St. Paul's 2 Scoops Ice Cream Eatery opened just days after the police killing of George Floyd last year, and protesters had begun to take to the streets to voice their outrage. Meanwhile, the global pandemic was raging.

In the midst of the chaos, the Black-owned family business in the heart of the historic Rondo neighborhood in St. Paul worked to provide a sweet respite from the world's bitter realities.

"It was kind of something that the city really needed with everything that was going on," said Brian White Jr., one of 2 Scoops' co-owners. "We would watch people come in and you could just tell that they were really wearing the stuff that was going on in the community on them, but they would come in and grab some ice cream, some good conversation, and by the time they were heading out, they were all smiles."

Black-owned businesses like 2 Scoops saw a wave of support from the general public last year following Floyd's Memorial Day death. While the additional sales provided a boost, the business' connections to the community have helped it grow, White said.

Located in the former space of well-known coffee shop Golden Thyme, 2 Scoops is owned by White, his father, Brian White Sr., mother Rdella White and aunt Cheryline Elliot.

Brian White Sr. had worked as a chef for about 35 years, most recently at the nearby J. Selby's, when he and his family started to discuss what it would be like to have their own business. They settled on the idea of selling hot food and ice cream including flavors like banana cream pie and espresso Oreo.

"Ice cream is a thing that everyone comes out and enjoys," Brian White Jr. said. "No matter what your age is, your race, your sexual orientation."
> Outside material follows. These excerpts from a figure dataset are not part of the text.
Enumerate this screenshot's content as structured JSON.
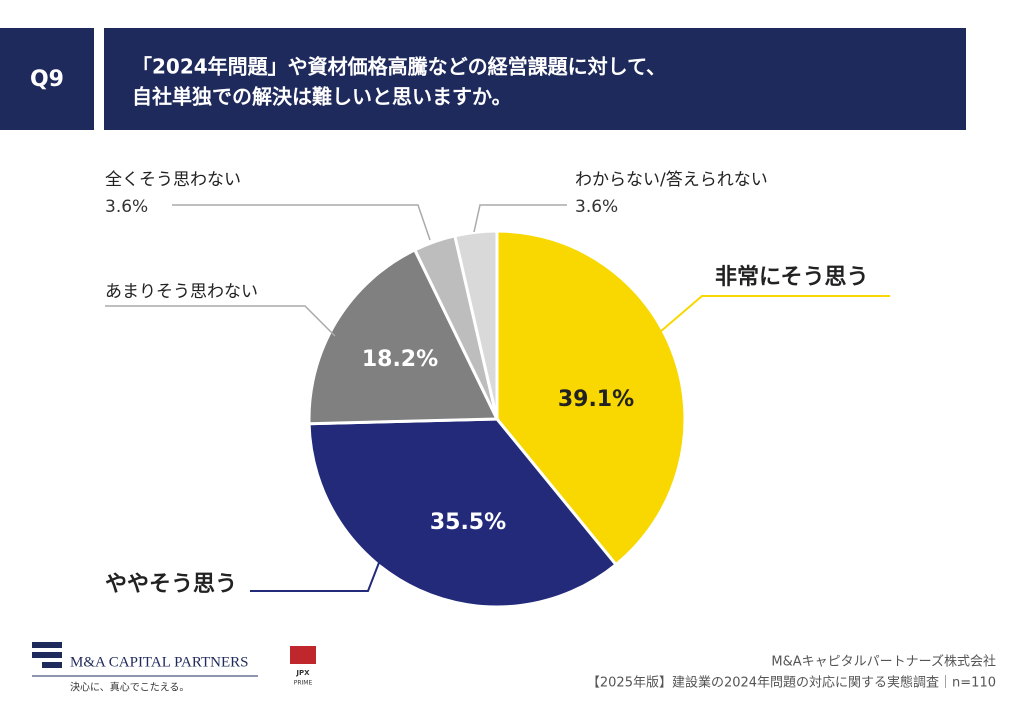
{
  "header": {
    "badge": "Q9",
    "title_lines": [
      "「2024年問題」や資材価格高騰などの経営課題に対して、",
      "自社単独での解決は難しいと思いますか。"
    ]
  },
  "chart_data": {
    "type": "pie",
    "categories": [
      "非常にそう思う",
      "ややそう思う",
      "あまりそう思わない",
      "全くそう思わない",
      "わからない/答えられない"
    ],
    "values": [
      39.1,
      35.5,
      18.2,
      3.6,
      3.6
    ],
    "value_labels": [
      "39.1%",
      "35.5%",
      "18.2%",
      "3.6%",
      "3.6%"
    ],
    "colors": [
      "#f8d800",
      "#232a7a",
      "#808080",
      "#bdbdbd",
      "#d9d9d9"
    ]
  },
  "footer": {
    "logo": "M&A CAPITAL PARTNERS",
    "slogan": "決心に、真心でこたえる。",
    "jpx": "JPX",
    "prime": "PRIME",
    "company": "M&Aキャピタルパートナーズ株式会社",
    "source": "【2025年版】建設業の2024年問題の対応に関する実態調査｜n=110"
  }
}
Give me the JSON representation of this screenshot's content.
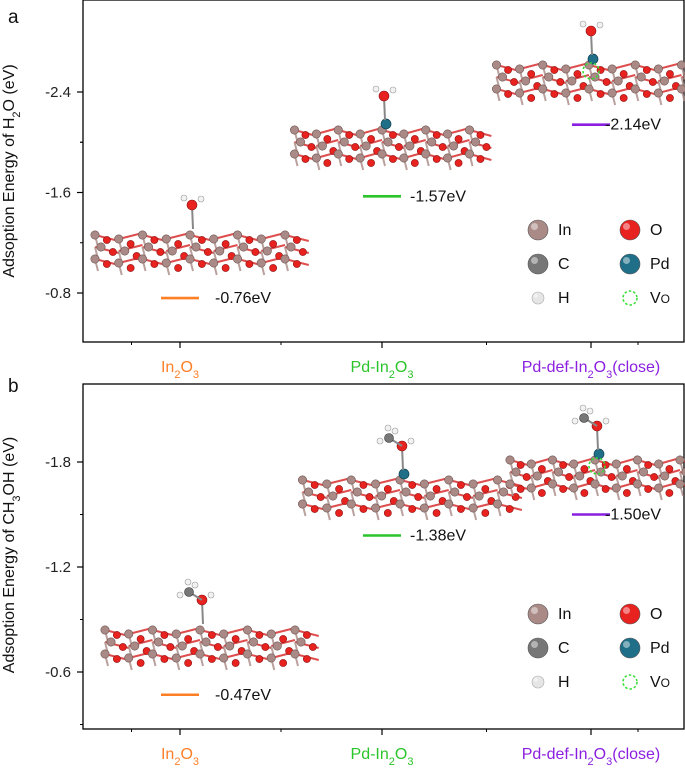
{
  "chart_data": [
    {
      "type": "scatter",
      "panel": "a",
      "ylabel": "Adsoption Energy of H₂O (eV)",
      "y_ticks": [
        "-2.4",
        "-1.6",
        "-0.8"
      ],
      "ylim": [
        -0.4,
        -2.9
      ],
      "categories": [
        "In₂O₃",
        "Pd-In₂O₃",
        "Pd-def-In₂O₃(close)"
      ],
      "category_colors": [
        "#ff7f27",
        "#2bc42b",
        "#8b1fe0"
      ],
      "values": [
        -0.76,
        -1.57,
        -2.14
      ],
      "value_labels": [
        "-0.76eV",
        "-1.57eV",
        "-2.14eV"
      ],
      "legend": [
        "In",
        "O",
        "C",
        "Pd",
        "H",
        "VO"
      ]
    },
    {
      "type": "scatter",
      "panel": "b",
      "ylabel": "Adsoption Energy of CH₃OH (eV)",
      "y_ticks": [
        "-1.8",
        "-1.2",
        "-0.6"
      ],
      "ylim": [
        -0.3,
        -2.2
      ],
      "categories": [
        "In₂O₃",
        "Pd-In₂O₃",
        "Pd-def-In₂O₃(close)"
      ],
      "category_colors": [
        "#ff7f27",
        "#2bc42b",
        "#8b1fe0"
      ],
      "values": [
        -0.47,
        -1.38,
        -1.5
      ],
      "value_labels": [
        "-0.47eV",
        "-1.38eV",
        "-1.50eV"
      ],
      "legend": [
        "In",
        "O",
        "C",
        "Pd",
        "H",
        "VO"
      ]
    }
  ],
  "legend_colors": {
    "In": "#a98a86",
    "O": "#e8221f",
    "C": "#777777",
    "Pd": "#1f6f89",
    "H": "#e6e6e6",
    "VO": "#33dd33"
  }
}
Leila Navidi, Star Tribune

"Ice cream is a thing that everyone comes out and enjoys," said Brian White Jr., who co-owns the eatery with his father, Brian White, Sr., shown above.

The plan was for an April 2020 opening, but it was postponed a month after the coronavirus pandemic hit and severe restrictions were imposed in the early weeks. Then Floyd was killed in south Minneapolis, and the Twin Cities erupted.

"It was like everything was happening all at once while we were opening," said Brian White Jr. "I'm not going to lie. It was a little disheartening."

Yet the store did well and became a popular spot for protesters to visit for a break after marches, and for others who wanted a treat. Celebrities like former Minnesota Twins player Joe Mauer have stopped by to show support.

Summer sales from this year have been about the same or a little better than last year's. The company has also opened a separate event space next door for small gatherings and business meetings.

"Maybe at one point they came through because they want to support a Black-owned business or their consciousness was raised, but then [customers] got in and the product was really good and they couldn't help but to come back," he said. "I'm hoping that it's more of that than everything else."